I recently had a day that reminded me of Ms. Nelson and Ms. Viola Swamp. It involved conversations with two different school principals with a similar juxtaposition between them.
One was starting from a place of joy. The other… well, not much joy.
Both administrators are preparing for their final year of service before retirement. One is working to “leave my legacy with my beautiful students.” The other is creating a program for students with “a history of discipline,“ who are at risk for suspension.
Clearly, there’s nothing wrong with developing an at-risk program. However, my concern was the approach. When asked which option of our program -books or software- was better for meeting her objectives, I had a clear opinion. “Software! It’s far more dynamic and engaging than workbooks, especially for a self-directed setting like yours.”
She replied sternly, “Well these are children who need discipline. They don’t need ‘fun and games’ or electronic distractions, they need paper and pencil!”
Yes, students need proper correction when they make wrong choices. However, reinforcing a few errant moves with a long-term commitment to “no joy” will only shut them down farther. This is a spiral that will twist in the wrong direction. But, as you might guess, our conversation ended quickly.

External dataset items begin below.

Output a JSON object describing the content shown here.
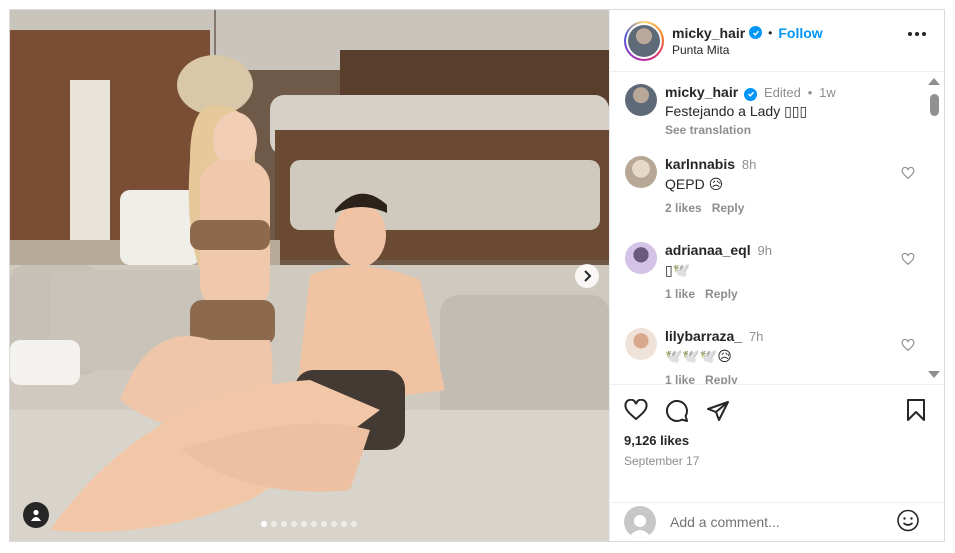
{
  "header": {
    "username": "micky_hair",
    "separator": "•",
    "follow_label": "Follow",
    "location": "Punta Mita"
  },
  "caption": {
    "username": "micky_hair",
    "edited": "Edited",
    "time": "1w",
    "text": "Festejando a Lady ▯▯▯",
    "see_translation": "See translation"
  },
  "comments": [
    {
      "username": "karlnnabis",
      "time": "8h",
      "text": "QEPD 😥",
      "likes": "2 likes",
      "reply": "Reply"
    },
    {
      "username": "adrianaa_eql",
      "time": "9h",
      "text": "▯🕊️",
      "likes": "1 like",
      "reply": "Reply"
    },
    {
      "username": "lilybarraza_",
      "time": "7h",
      "text": "🕊️🕊️🕊️😥",
      "likes": "1 like",
      "reply": "Reply"
    }
  ],
  "actions": {
    "likes": "9,126 likes",
    "date": "September 17"
  },
  "add_comment": {
    "placeholder": "Add a comment..."
  },
  "carousel": {
    "total": 10,
    "active": 1
  },
  "colors": {
    "accent": "#0095f6",
    "text": "#262626",
    "muted": "#8e8e8e",
    "border": "#dbdbdb"
  }
}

Meanwhile, there’s Mrs. Smart. (Yes, that is her real name!) I first connected with her just before the school-year began, when I visited her school to host some trainings. That’s when she told me this would be her last year and that she intended that the skills from SOAR would be part of her legacy; she believes these skills will serve students throughout their life.

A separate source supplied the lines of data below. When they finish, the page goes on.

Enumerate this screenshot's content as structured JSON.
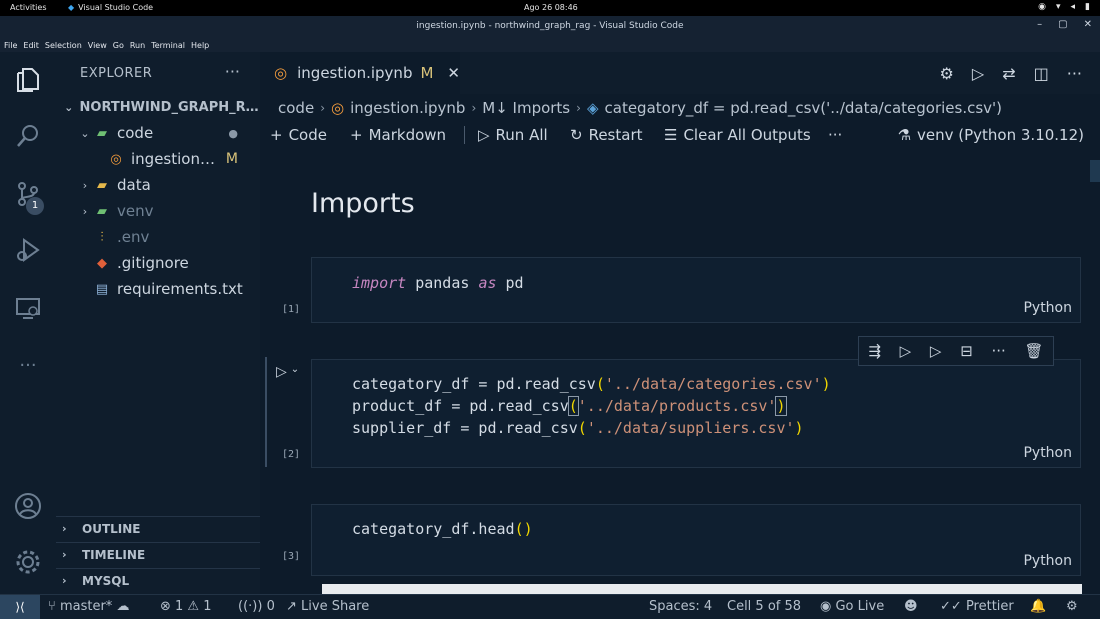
{
  "system": {
    "activities": "Activities",
    "app_name": "Visual Studio Code",
    "clock": "Ago 26  08:46"
  },
  "window": {
    "title": "ingestion.ipynb - northwind_graph_rag - Visual Studio Code"
  },
  "menu": [
    "File",
    "Edit",
    "Selection",
    "View",
    "Go",
    "Run",
    "Terminal",
    "Help"
  ],
  "activity_bar": {
    "scm_badge": "1"
  },
  "explorer": {
    "title": "EXPLORER",
    "more": "···",
    "root": "NORTHWIND_GRAPH_RAG",
    "items": [
      {
        "name": "code",
        "status": "●"
      },
      {
        "name": "ingestion.ipynb",
        "status": "M"
      },
      {
        "name": "data",
        "status": ""
      },
      {
        "name": "venv",
        "status": ""
      },
      {
        "name": ".env",
        "status": ""
      },
      {
        "name": ".gitignore",
        "status": ""
      },
      {
        "name": "requirements.txt",
        "status": ""
      }
    ],
    "sections": [
      "OUTLINE",
      "TIMELINE",
      "MYSQL"
    ]
  },
  "tab": {
    "label": "ingestion.ipynb",
    "status": "M",
    "close": "✕"
  },
  "breadcrumb": {
    "folder": "code",
    "file": "ingestion.ipynb",
    "section": "M↓ Imports",
    "symbol": "categatory_df = pd.read_csv('../data/categories.csv')"
  },
  "toolbar": {
    "code": "Code",
    "markdown": "Markdown",
    "run_all": "Run All",
    "restart": "Restart",
    "clear_outputs": "Clear All Outputs",
    "more": "···",
    "kernel": "venv (Python 3.10.12)"
  },
  "notebook": {
    "heading": "Imports",
    "language": "Python",
    "cells": [
      {
        "count": "[1]"
      },
      {
        "count": "[2]"
      },
      {
        "count": "[3]"
      }
    ]
  },
  "status": {
    "branch": "master*",
    "problems": "⊗ 1  ⚠ 1",
    "ports": "0",
    "live_share": "Live Share",
    "spaces": "Spaces: 4",
    "cell": "Cell 5 of 58",
    "go_live": "Go Live",
    "prettier": "Prettier"
  }
}
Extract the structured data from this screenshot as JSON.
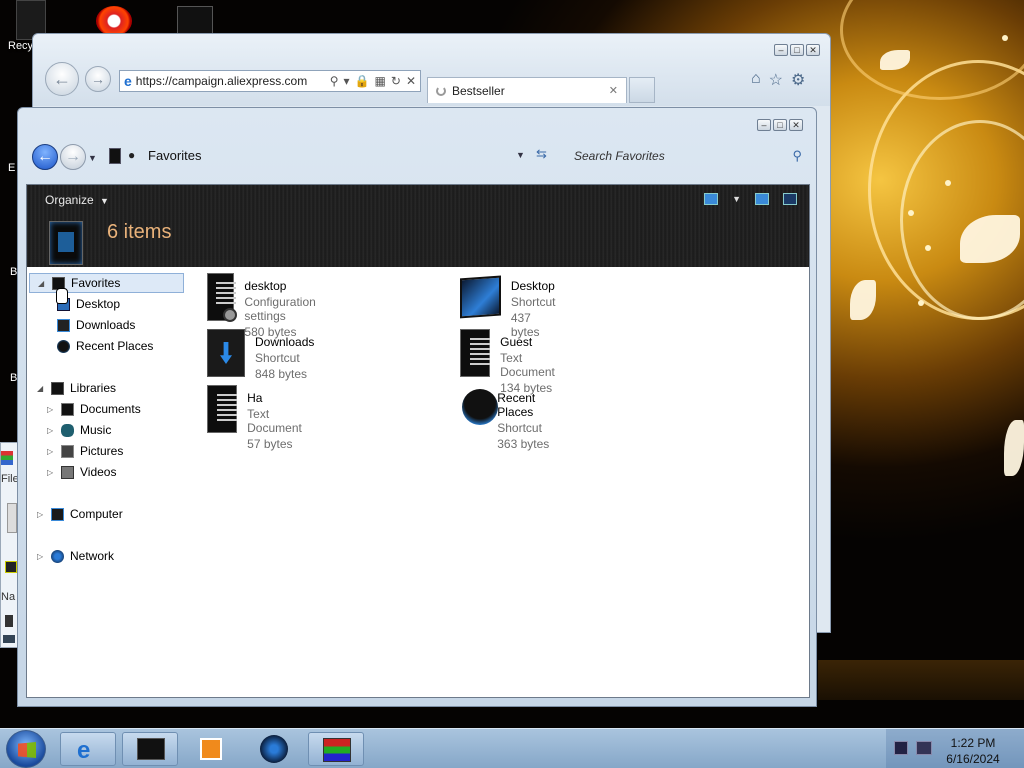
{
  "desktop": {
    "icons": [
      "Recy",
      "E",
      "B",
      "B"
    ]
  },
  "browser": {
    "url": "https://campaign.aliexpress.com",
    "tab_label": "Bestseller",
    "caption": {
      "min": "–",
      "max": "□",
      "close": "✕"
    }
  },
  "sidewin": {
    "labels": [
      "File",
      "Na"
    ]
  },
  "explorer": {
    "caption": {
      "min": "–",
      "max": "□",
      "close": "✕"
    },
    "breadcrumb": "Favorites",
    "search_placeholder": "Search Favorites",
    "organize_label": "Organize",
    "item_count": "6 items",
    "tree": {
      "favorites": "Favorites",
      "desktop": "Desktop",
      "downloads": "Downloads",
      "recent_places": "Recent Places",
      "libraries": "Libraries",
      "documents": "Documents",
      "music": "Music",
      "pictures": "Pictures",
      "videos": "Videos",
      "computer": "Computer",
      "network": "Network"
    },
    "files": [
      {
        "name": "desktop",
        "type": "Configuration settings",
        "size": "580 bytes"
      },
      {
        "name": "Desktop",
        "type": "Shortcut",
        "size": "437 bytes"
      },
      {
        "name": "Downloads",
        "type": "Shortcut",
        "size": "848 bytes"
      },
      {
        "name": "Guest",
        "type": "Text Document",
        "size": "134 bytes"
      },
      {
        "name": "Ha",
        "type": "Text Document",
        "size": "57 bytes"
      },
      {
        "name": "Recent Places",
        "type": "Shortcut",
        "size": "363 bytes"
      }
    ]
  },
  "taskbar": {
    "time": "1:22 PM",
    "date": "6/16/2024"
  },
  "colors": {
    "accent": "#1c55c8",
    "item_count": "#e9b27a",
    "taskbar": "#9bb8d6"
  }
}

Mrs. Smart was so full of joy for her students, it was contagious! I didn’t see her student kick-off. (I was there to work with the teachers.) But, she planned for a school-wide celebration to launch SOAR. “We’re going to make it fun!”

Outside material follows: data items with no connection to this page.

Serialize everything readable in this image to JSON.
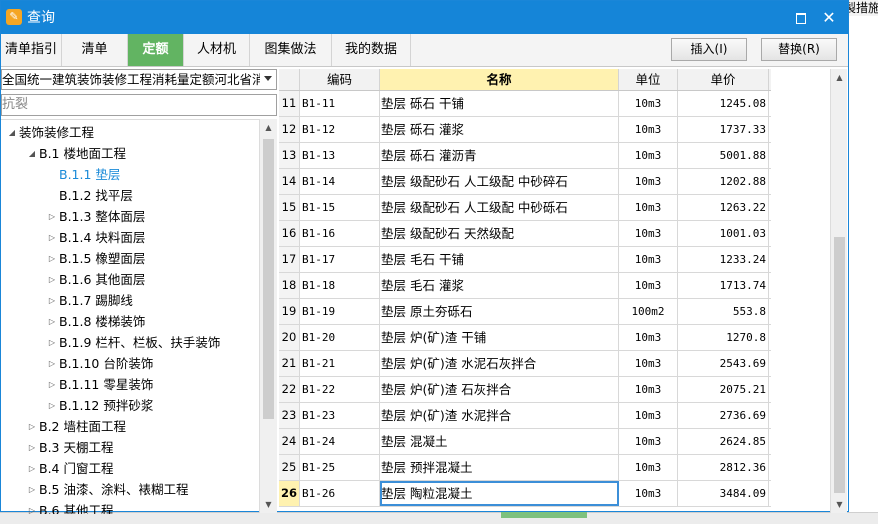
{
  "background_fragment": "製措施",
  "dialog": {
    "title": "查询",
    "restore_icon": "restore-icon",
    "close_glyph": "✕"
  },
  "tabs": [
    {
      "label": "清单指引",
      "active": false
    },
    {
      "label": "清单",
      "active": false
    },
    {
      "label": "定额",
      "active": true
    },
    {
      "label": "人材机",
      "active": false
    },
    {
      "label": "图集做法",
      "active": false
    },
    {
      "label": "我的数据",
      "active": false
    }
  ],
  "buttons": {
    "insert": "插入(I)",
    "replace": "替换(R)"
  },
  "library_select": {
    "value": "全国统一建筑装饰装修工程消耗量定额河北省消耗"
  },
  "search": {
    "value": "抗裂"
  },
  "tree": [
    {
      "label": "装饰装修工程",
      "level": 0,
      "arrow": "expanded"
    },
    {
      "label": "B.1 楼地面工程",
      "level": 1,
      "arrow": "expanded"
    },
    {
      "label": "B.1.1 垫层",
      "level": 2,
      "arrow": "none",
      "selected": true
    },
    {
      "label": "B.1.2 找平层",
      "level": 2,
      "arrow": "none"
    },
    {
      "label": "B.1.3 整体面层",
      "level": 2,
      "arrow": "collapsed"
    },
    {
      "label": "B.1.4 块料面层",
      "level": 2,
      "arrow": "collapsed"
    },
    {
      "label": "B.1.5 橡塑面层",
      "level": 2,
      "arrow": "collapsed"
    },
    {
      "label": "B.1.6 其他面层",
      "level": 2,
      "arrow": "collapsed"
    },
    {
      "label": "B.1.7 踢脚线",
      "level": 2,
      "arrow": "collapsed"
    },
    {
      "label": "B.1.8 楼梯装饰",
      "level": 2,
      "arrow": "collapsed"
    },
    {
      "label": "B.1.9 栏杆、栏板、扶手装饰",
      "level": 2,
      "arrow": "collapsed"
    },
    {
      "label": "B.1.10 台阶装饰",
      "level": 2,
      "arrow": "collapsed"
    },
    {
      "label": "B.1.11 零星装饰",
      "level": 2,
      "arrow": "collapsed"
    },
    {
      "label": "B.1.12 预拌砂浆",
      "level": 2,
      "arrow": "collapsed"
    },
    {
      "label": "B.2 墙柱面工程",
      "level": 1,
      "arrow": "collapsed"
    },
    {
      "label": "B.3 天棚工程",
      "level": 1,
      "arrow": "collapsed"
    },
    {
      "label": "B.4 门窗工程",
      "level": 1,
      "arrow": "collapsed"
    },
    {
      "label": "B.5 油漆、涂料、裱糊工程",
      "level": 1,
      "arrow": "collapsed"
    },
    {
      "label": "B.6 其他工程",
      "level": 1,
      "arrow": "collapsed"
    }
  ],
  "table": {
    "columns": {
      "code": "编码",
      "name": "名称",
      "unit": "单位",
      "price": "单价"
    },
    "rows": [
      {
        "idx": "11",
        "code": "B1-11",
        "name": "垫层 砾石 干铺",
        "unit": "10m3",
        "price": "1245.08"
      },
      {
        "idx": "12",
        "code": "B1-12",
        "name": "垫层 砾石 灌浆",
        "unit": "10m3",
        "price": "1737.33"
      },
      {
        "idx": "13",
        "code": "B1-13",
        "name": "垫层 砾石 灌沥青",
        "unit": "10m3",
        "price": "5001.88"
      },
      {
        "idx": "14",
        "code": "B1-14",
        "name": "垫层 级配砂石 人工级配 中砂碎石",
        "unit": "10m3",
        "price": "1202.88"
      },
      {
        "idx": "15",
        "code": "B1-15",
        "name": "垫层 级配砂石 人工级配 中砂砾石",
        "unit": "10m3",
        "price": "1263.22"
      },
      {
        "idx": "16",
        "code": "B1-16",
        "name": "垫层 级配砂石 天然级配",
        "unit": "10m3",
        "price": "1001.03"
      },
      {
        "idx": "17",
        "code": "B1-17",
        "name": "垫层 毛石 干铺",
        "unit": "10m3",
        "price": "1233.24"
      },
      {
        "idx": "18",
        "code": "B1-18",
        "name": "垫层 毛石 灌浆",
        "unit": "10m3",
        "price": "1713.74"
      },
      {
        "idx": "19",
        "code": "B1-19",
        "name": "垫层 原土夯砾石",
        "unit": "100m2",
        "price": "553.8"
      },
      {
        "idx": "20",
        "code": "B1-20",
        "name": "垫层 炉(矿)渣 干铺",
        "unit": "10m3",
        "price": "1270.8"
      },
      {
        "idx": "21",
        "code": "B1-21",
        "name": "垫层 炉(矿)渣 水泥石灰拌合",
        "unit": "10m3",
        "price": "2543.69"
      },
      {
        "idx": "22",
        "code": "B1-22",
        "name": "垫层 炉(矿)渣 石灰拌合",
        "unit": "10m3",
        "price": "2075.21"
      },
      {
        "idx": "23",
        "code": "B1-23",
        "name": "垫层 炉(矿)渣 水泥拌合",
        "unit": "10m3",
        "price": "2736.69"
      },
      {
        "idx": "24",
        "code": "B1-24",
        "name": "垫层 混凝土",
        "unit": "10m3",
        "price": "2624.85"
      },
      {
        "idx": "25",
        "code": "B1-25",
        "name": "垫层 预拌混凝土",
        "unit": "10m3",
        "price": "2812.36"
      },
      {
        "idx": "26",
        "code": "B1-26",
        "name": "垫层 陶粒混凝土",
        "unit": "10m3",
        "price": "3484.09",
        "current": true
      }
    ]
  },
  "colors": {
    "titlebar": "#1585d8",
    "active_tab": "#62b462",
    "header_highlight": "#fff2b0",
    "tree_selected": "#1a8ad8"
  }
}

They began with a short ceremony, where students posted a personal goal on a large, whole-school display. Then, students moved around to: stations where they set up their binders and planners, refreshments they enjoyed with friends, and a photo booth where friends could take group photos behind big, cut-out frames decorated with the word “SOAR!”
Mrs. Smart sent me several photos from the booth, each filled with smiles all around! (I sure wish I could share them, but obviously must respect students’ privacy.)
Not everyone can turn a few refreshments, a photo booth, and some planner and binder stations into a legitimately FUN celebration. But, Mrs. Smart can because her students know that she genuinely loves them. And, that she values joy.
That was all set in motion several months ago. Three academic quarters had passed when Mrs. Smart recently informed me that their failure rates have dropped in half!
I know that we are all burdened with many layers and expectations. But, like Ms. Nelson, Mrs. Smart is a lovely reminder that we can choose how to navigate these barriers and guide our students to success; we can lead with joy or no joy.
One is far more effective… and fun for everyone!
Thank you, Mrs. Smart, for your years of dedicated service to your students and for sharing your joy with us all! It has been a sincere honor to have been invited to be a part of your legacy.